Depremin sesiyle birlikte, kimileri şaşkınlık içinde kalırken, kimileri korkuyla kaçmaya başladı. Yemekhanenin içi, bir anda karıştı. Tabaklar yere düştü, yemekler etrafa yayıldı. Bu sırada, bazı öğrenciler deprem anının verdiği panikle yemeklerini bırakarak dışarı kaçtılar. Arkadaşlarının da yardımıyla hemen yemekhaneden uzaklaşanlar, güvenli bir noktaya ulaşmayı başardılar. Ancak, sarsıntı anında yaşanan bu panik, birçok kişiyi endişeye sevk etti.
Öte yandan, deprem anında yemekten vazgeçmeyenler de vardı. Bazı öğrenciler, depremin sarsıntısı sırasında masalarının üzerindeki tabaklardan gözlerini ayırmadı. "Biraz daha yavaş, buradayım," diyerek, hareketlerinden ödün vermeyen öğrenciler, bir yandan depremi anlamaya çalışırken diğer yandan yemeklerini bitirmek için mücadele ettiler. Bu durum, sosyal medyada çeşitli yorum ve paylaşımlara neden oldu. "Bu kadar da olmaz!" şeklindeki ifadeler, birçok kişinin dikkatini çekerek olayın ilginç bir yönü haline geldi.
Öğle yemeğini kaçırmamak adına depreme aldırış etmeyen bu gençlerin çok konuşulan bir tutum sergiledikleri açıkça görülüyor. Bu kişilerin cesareti, tüm yaşanan kaosa rağmen yemeklerine olan düşkünlüğüyle birleşerek adeta bir ironi haline geldi. Yemekhanede bu denli dramatik sahneler yaşanması, sadece bir anlık olay olarak kalmadı; bu anlar, o dönemde yemek yiyen birçok öğrenci tarafından hikaye ve anı olarak hafızalara kazındı.

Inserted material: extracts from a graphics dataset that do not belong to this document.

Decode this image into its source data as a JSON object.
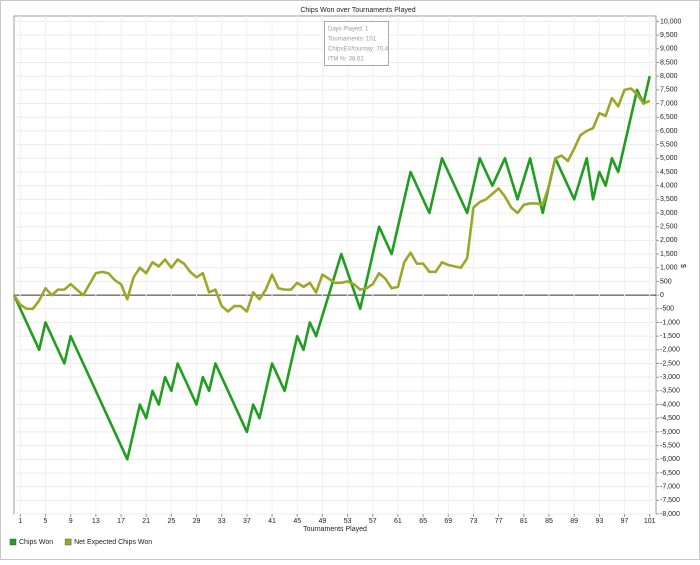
{
  "chart_data": {
    "type": "line",
    "title": "Chips Won over Tournaments Played",
    "x_label": "Tournaments Played",
    "y_label": "$",
    "grid": true,
    "legend": "bottom-left",
    "xlim": [
      0,
      102
    ],
    "ylim": [
      -8000,
      10200
    ],
    "xticks": [
      1,
      5,
      9,
      13,
      17,
      21,
      25,
      29,
      33,
      37,
      41,
      45,
      49,
      53,
      57,
      61,
      65,
      69,
      73,
      77,
      81,
      85,
      89,
      93,
      97,
      101
    ],
    "yticks": [
      {
        "value": 10000,
        "label": "10,000"
      },
      {
        "value": 9500,
        "label": "9,500"
      },
      {
        "value": 9000,
        "label": "9,000"
      },
      {
        "value": 8500,
        "label": "8,500"
      },
      {
        "value": 8000,
        "label": "8,000"
      },
      {
        "value": 7500,
        "label": "7,500"
      },
      {
        "value": 7000,
        "label": "7,000"
      },
      {
        "value": 6500,
        "label": "6,500"
      },
      {
        "value": 6000,
        "label": "6,000"
      },
      {
        "value": 5500,
        "label": "5,500"
      },
      {
        "value": 5000,
        "label": "5,000"
      },
      {
        "value": 4500,
        "label": "4,500"
      },
      {
        "value": 4000,
        "label": "4,000"
      },
      {
        "value": 3500,
        "label": "3,500"
      },
      {
        "value": 3000,
        "label": "3,000"
      },
      {
        "value": 2500,
        "label": "2,500"
      },
      {
        "value": 2000,
        "label": "2,000"
      },
      {
        "value": 1500,
        "label": "1,500"
      },
      {
        "value": 1000,
        "label": "1,000"
      },
      500,
      0,
      -500,
      {
        "value": -1000,
        "label": "-1,000"
      },
      {
        "value": -1500,
        "label": "-1,500"
      },
      {
        "value": -2000,
        "label": "-2,000"
      },
      {
        "value": -2500,
        "label": "-2,500"
      },
      {
        "value": -3000,
        "label": "-3,000"
      },
      {
        "value": -3500,
        "label": "-3,500"
      },
      {
        "value": -4000,
        "label": "-4,000"
      },
      {
        "value": -4500,
        "label": "-4,500"
      },
      {
        "value": -5000,
        "label": "-5,000"
      },
      {
        "value": -5500,
        "label": "-5,500"
      },
      {
        "value": -6000,
        "label": "-6,000"
      },
      {
        "value": -6500,
        "label": "-6,500"
      },
      {
        "value": -7000,
        "label": "-7,000"
      },
      {
        "value": -7500,
        "label": "-7,500"
      },
      {
        "value": -8000,
        "label": "-8,000"
      }
    ],
    "tooltip": [
      "Days Played: 1",
      "Tournaments: 101",
      "ChipsEV/tournay: 70.4",
      "ITM %: 38.61"
    ],
    "series": [
      {
        "name": "Chips Won",
        "color": "#1f9e1f",
        "x": [
          0,
          4,
          5,
          8,
          9,
          18,
          20,
          21,
          22,
          23,
          24,
          25,
          26,
          29,
          30,
          31,
          32,
          37,
          38,
          39,
          41,
          43,
          45,
          46,
          47,
          48,
          52,
          55,
          58,
          60,
          63,
          66,
          68,
          72,
          74,
          76,
          78,
          80,
          82,
          84,
          86,
          89,
          91,
          92,
          93,
          94,
          95,
          96,
          99,
          100,
          101
        ],
        "values": [
          0,
          -2000,
          -1000,
          -2500,
          -1500,
          -6000,
          -4000,
          -4500,
          -3500,
          -4000,
          -3000,
          -3500,
          -2500,
          -4000,
          -3000,
          -3500,
          -2500,
          -5000,
          -4000,
          -4500,
          -2500,
          -3500,
          -1500,
          -2000,
          -1000,
          -1500,
          1500,
          -500,
          2500,
          1500,
          4500,
          3000,
          5000,
          3000,
          5000,
          4000,
          5000,
          3500,
          5000,
          3000,
          5000,
          3500,
          5000,
          3500,
          4500,
          4000,
          5000,
          4500,
          7500,
          7000,
          8000
        ]
      },
      {
        "name": "Net Expected Chips Won",
        "color": "#9ea62a",
        "x": [
          0,
          1,
          2,
          3,
          4,
          5,
          6,
          7,
          8,
          9,
          10,
          11,
          12,
          13,
          14,
          15,
          16,
          17,
          18,
          19,
          20,
          21,
          22,
          23,
          24,
          25,
          26,
          27,
          28,
          29,
          30,
          31,
          32,
          33,
          34,
          35,
          36,
          37,
          38,
          39,
          40,
          41,
          42,
          43,
          44,
          45,
          46,
          47,
          48,
          49,
          50,
          51,
          52,
          53,
          54,
          55,
          56,
          57,
          58,
          59,
          60,
          61,
          62,
          63,
          64,
          65,
          66,
          67,
          68,
          69,
          70,
          71,
          72,
          73,
          74,
          75,
          76,
          77,
          78,
          79,
          80,
          81,
          82,
          83,
          84,
          85,
          86,
          87,
          88,
          89,
          90,
          91,
          92,
          93,
          94,
          95,
          96,
          97,
          98,
          99,
          100,
          101
        ],
        "values": [
          0,
          -350,
          -500,
          -500,
          -200,
          250,
          0,
          200,
          200,
          400,
          200,
          0,
          400,
          800,
          850,
          800,
          550,
          400,
          -150,
          650,
          1000,
          800,
          1200,
          1050,
          1300,
          1000,
          1300,
          1150,
          850,
          650,
          800,
          100,
          200,
          -400,
          -600,
          -400,
          -400,
          -600,
          100,
          -150,
          200,
          750,
          250,
          200,
          200,
          450,
          300,
          450,
          100,
          750,
          600,
          450,
          450,
          500,
          400,
          200,
          250,
          400,
          800,
          600,
          250,
          300,
          1200,
          1550,
          1150,
          1150,
          850,
          850,
          1200,
          1100,
          1050,
          1000,
          1350,
          3200,
          3400,
          3500,
          3700,
          3900,
          3600,
          3200,
          3000,
          3300,
          3350,
          3350,
          3300,
          4000,
          5000,
          5100,
          4900,
          5350,
          5850,
          6000,
          6100,
          6650,
          6550,
          7200,
          6900,
          7500,
          7550,
          7350,
          7000,
          7100
        ]
      }
    ]
  }
}
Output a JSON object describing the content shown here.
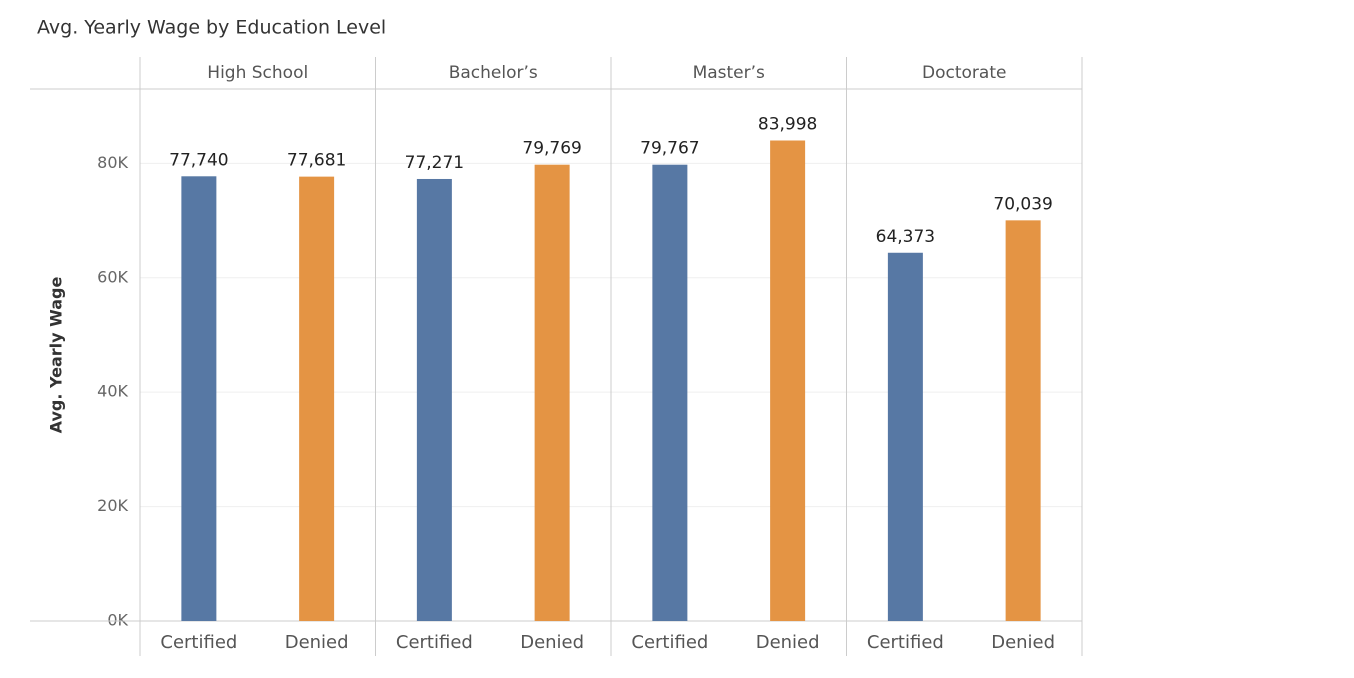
{
  "chart_data": {
    "type": "bar",
    "title": "Avg. Yearly Wage by Education Level",
    "y_label": "Avg. Yearly Wage",
    "categories": [
      "High School",
      "Bachelor’s",
      "Master’s",
      "Doctorate"
    ],
    "series": [
      {
        "name": "Certified",
        "color": "#5778a4",
        "values": [
          77740,
          77271,
          79767,
          64373
        ],
        "value_labels": [
          "77,740",
          "77,271",
          "79,767",
          "64,373"
        ]
      },
      {
        "name": "Denied",
        "color": "#e49444",
        "values": [
          77681,
          79769,
          83998,
          70039
        ],
        "value_labels": [
          "77,681",
          "79,769",
          "83,998",
          "70,039"
        ]
      }
    ],
    "ylim": [
      0,
      93000
    ],
    "yticks": [
      {
        "value": 0,
        "label": "0K"
      },
      {
        "value": 20000,
        "label": "20K"
      },
      {
        "value": 40000,
        "label": "40K"
      },
      {
        "value": 60000,
        "label": "60K"
      },
      {
        "value": 80000,
        "label": "80K"
      }
    ],
    "grid": true
  }
}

Yaşanan bu olay, diğer yemekhanelerde de benzer panik ve kaçış hikayelerinin yaşanabileceği konusunda bir uyarı niteliğinde. Yemeğin önemi, herkesin ihtiyaç duyduğu bir şey. Fakat, bazen hayatta kalmak için ilk önce nefes almak gerekir. Bu tür olaylar, bireylerin stres anında yaptıkları davranışları anlamak açısından da önemli ipuçları veriyor. Yemek yemenin ötesinde, aslında hayatta kalma içgüdüsünün ne denli güçlü olduğunu tüm çıplaklığıyla ortaya koyuyor.
Sonuç olarak, yemekhanede deprem anında yaşanan bu olaylar, sadece bir doğal afetin ötesinde, insan psikolojisinin, davranışlarının ve hayatta kalma içgüdüsünün ne kadar önemli bir rol oynadığına dair ilginç örnekler sundu. Unutulmamalıdır ki, yaşam her zaman önceliklendirmeleri beraberinde getirir. Bazen yemek, bazen de sağlıklı bir yaşam, önceliklerimizi belirlerken anlam kazanır.